In 1931 Dr. Virginia Alexander founded the Aspiranto Health Home in her own house in Philadelphia. She cared for the very poorest members of her community, the third largest African American community in America at that time. As well as general medical care and emergency treatment, she and her colleague Dr. Helen Dickens delivered babies and ran parenting classes. During World War II she cared for coal and iron miners as a public health physician in Alabama, again providing much-needed medical services under the most difficult conditions.
Born in Philadelphia in 1900, the fourth of five children, Virginia Alexander was only four years old when her mother died, and at age thirteen, her father lost his once flourishing livery stable. She decided to leave school and earn the money needed to buy back the business, but her father was determined that she get a good education. Both Virginia Alexander and her brother eventually won scholarships to the University of Pennsylvania.

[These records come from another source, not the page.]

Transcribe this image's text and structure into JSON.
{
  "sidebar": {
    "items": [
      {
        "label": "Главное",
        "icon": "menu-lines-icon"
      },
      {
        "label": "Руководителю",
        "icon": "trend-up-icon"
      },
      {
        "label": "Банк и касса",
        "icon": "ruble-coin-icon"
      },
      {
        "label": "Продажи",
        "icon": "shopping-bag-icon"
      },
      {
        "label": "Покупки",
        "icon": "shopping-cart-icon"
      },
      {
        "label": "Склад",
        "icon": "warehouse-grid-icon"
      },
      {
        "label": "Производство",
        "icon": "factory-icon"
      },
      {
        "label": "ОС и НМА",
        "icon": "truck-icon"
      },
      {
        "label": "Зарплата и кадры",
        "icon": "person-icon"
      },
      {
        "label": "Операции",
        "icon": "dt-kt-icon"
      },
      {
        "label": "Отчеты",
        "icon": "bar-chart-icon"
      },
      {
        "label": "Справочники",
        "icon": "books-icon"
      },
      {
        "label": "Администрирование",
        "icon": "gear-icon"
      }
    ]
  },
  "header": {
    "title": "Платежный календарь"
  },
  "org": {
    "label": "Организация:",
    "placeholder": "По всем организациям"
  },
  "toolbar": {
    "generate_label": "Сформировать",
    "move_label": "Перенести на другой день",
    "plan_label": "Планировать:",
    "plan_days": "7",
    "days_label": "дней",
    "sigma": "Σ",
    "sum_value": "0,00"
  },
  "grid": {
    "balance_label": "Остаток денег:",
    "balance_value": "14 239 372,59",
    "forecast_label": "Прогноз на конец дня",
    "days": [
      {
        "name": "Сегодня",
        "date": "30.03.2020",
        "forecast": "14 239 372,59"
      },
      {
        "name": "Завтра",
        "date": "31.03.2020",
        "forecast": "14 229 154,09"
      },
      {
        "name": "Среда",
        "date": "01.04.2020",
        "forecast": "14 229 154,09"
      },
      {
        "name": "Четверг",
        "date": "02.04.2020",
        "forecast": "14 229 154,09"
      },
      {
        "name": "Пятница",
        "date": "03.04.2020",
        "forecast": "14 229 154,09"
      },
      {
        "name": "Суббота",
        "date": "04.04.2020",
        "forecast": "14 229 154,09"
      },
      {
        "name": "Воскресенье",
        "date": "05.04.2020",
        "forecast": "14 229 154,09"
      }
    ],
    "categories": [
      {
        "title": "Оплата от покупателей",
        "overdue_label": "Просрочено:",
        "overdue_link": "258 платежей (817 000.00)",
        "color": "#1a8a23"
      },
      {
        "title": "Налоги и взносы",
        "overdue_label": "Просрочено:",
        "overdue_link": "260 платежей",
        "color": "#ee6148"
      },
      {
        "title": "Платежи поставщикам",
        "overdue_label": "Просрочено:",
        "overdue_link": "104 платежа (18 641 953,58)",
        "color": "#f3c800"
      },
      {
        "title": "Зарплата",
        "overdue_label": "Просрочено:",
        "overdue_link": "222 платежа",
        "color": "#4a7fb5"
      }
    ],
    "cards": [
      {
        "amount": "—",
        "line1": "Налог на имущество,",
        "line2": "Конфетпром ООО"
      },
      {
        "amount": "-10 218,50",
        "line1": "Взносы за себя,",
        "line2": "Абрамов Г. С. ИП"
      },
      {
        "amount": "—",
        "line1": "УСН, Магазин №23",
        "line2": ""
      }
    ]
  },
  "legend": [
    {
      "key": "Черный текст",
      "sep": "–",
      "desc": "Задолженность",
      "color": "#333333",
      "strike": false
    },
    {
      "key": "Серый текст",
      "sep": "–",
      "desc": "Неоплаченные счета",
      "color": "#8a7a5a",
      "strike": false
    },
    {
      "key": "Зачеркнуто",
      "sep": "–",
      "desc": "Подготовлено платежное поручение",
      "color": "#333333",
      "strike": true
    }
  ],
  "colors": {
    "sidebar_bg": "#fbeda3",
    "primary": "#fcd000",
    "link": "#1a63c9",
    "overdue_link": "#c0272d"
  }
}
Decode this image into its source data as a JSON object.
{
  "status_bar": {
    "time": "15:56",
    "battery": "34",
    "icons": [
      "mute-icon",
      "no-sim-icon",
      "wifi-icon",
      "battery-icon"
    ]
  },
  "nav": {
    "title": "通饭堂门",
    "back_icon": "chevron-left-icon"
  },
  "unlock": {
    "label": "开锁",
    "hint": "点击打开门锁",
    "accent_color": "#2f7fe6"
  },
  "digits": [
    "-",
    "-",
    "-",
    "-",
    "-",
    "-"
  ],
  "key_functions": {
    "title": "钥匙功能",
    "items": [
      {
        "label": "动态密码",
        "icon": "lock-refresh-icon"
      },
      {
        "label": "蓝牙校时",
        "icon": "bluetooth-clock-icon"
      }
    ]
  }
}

In order to pay for her living expenses at college, she worked as a maid, a clerk, a waitress, and any other position that would help pay her way. With gifts from local philanthropists, Alexander completed medical school as a model student. She ranked second highest among medical aptitude test examinees after her entry into the Woman's Medical College of Pennsylvania. African American physicians were discriminated against in many medical institutions, and no Philadelphia hospital would accept Alexander for practical training. She moved to Kansas City for her internship instead. Within a few years, she was back in Philadelphia, running her own community health clinic and serving on the faculty of the Woman's Medical College of Pennsylvania.
Dr. Alexander's Aspiranto Health Home, which she founded to serve Philadelphia's poor in 1931, also provided care for new mothers and their babies. Despite lack of funds (many patients could not afford to pay for their care), services included two weeks of post-natal recuperation at the health home.
In 1937, Dr. Alexander earned her master's degree in public health at Yale University, and accepted a position at Howard University in Washington, D.C, where she was appointed physician-in-charge of women students. She also ran a private health practice and worked for the U.S. Department of Health. When World War II broke out, physicians from across the country were dispatched to military bases at home and abroad to care for the injured, leaving many groups at home desperate for medical are. Alexander volunteered for the government, and was sent to the coalfields of Birmingham, Alabama, to treat coal and iron miners living in extreme poverty. It was there that she developed lupus, an autoimmune disease that would ultimately lead to her death at age 49.
Virginia Alexander made the very best of far from ideal circumstances to care for America's most neglected populations. Often working in difficult conditions without charging any fees for her services, she brought proper medical care to disadvantaged African American patients and families. As she said in 1946, "we will have to send physicians into sections which have no bright lights and... take public health across the railroad tracks, to serve those most in need of comfort and care."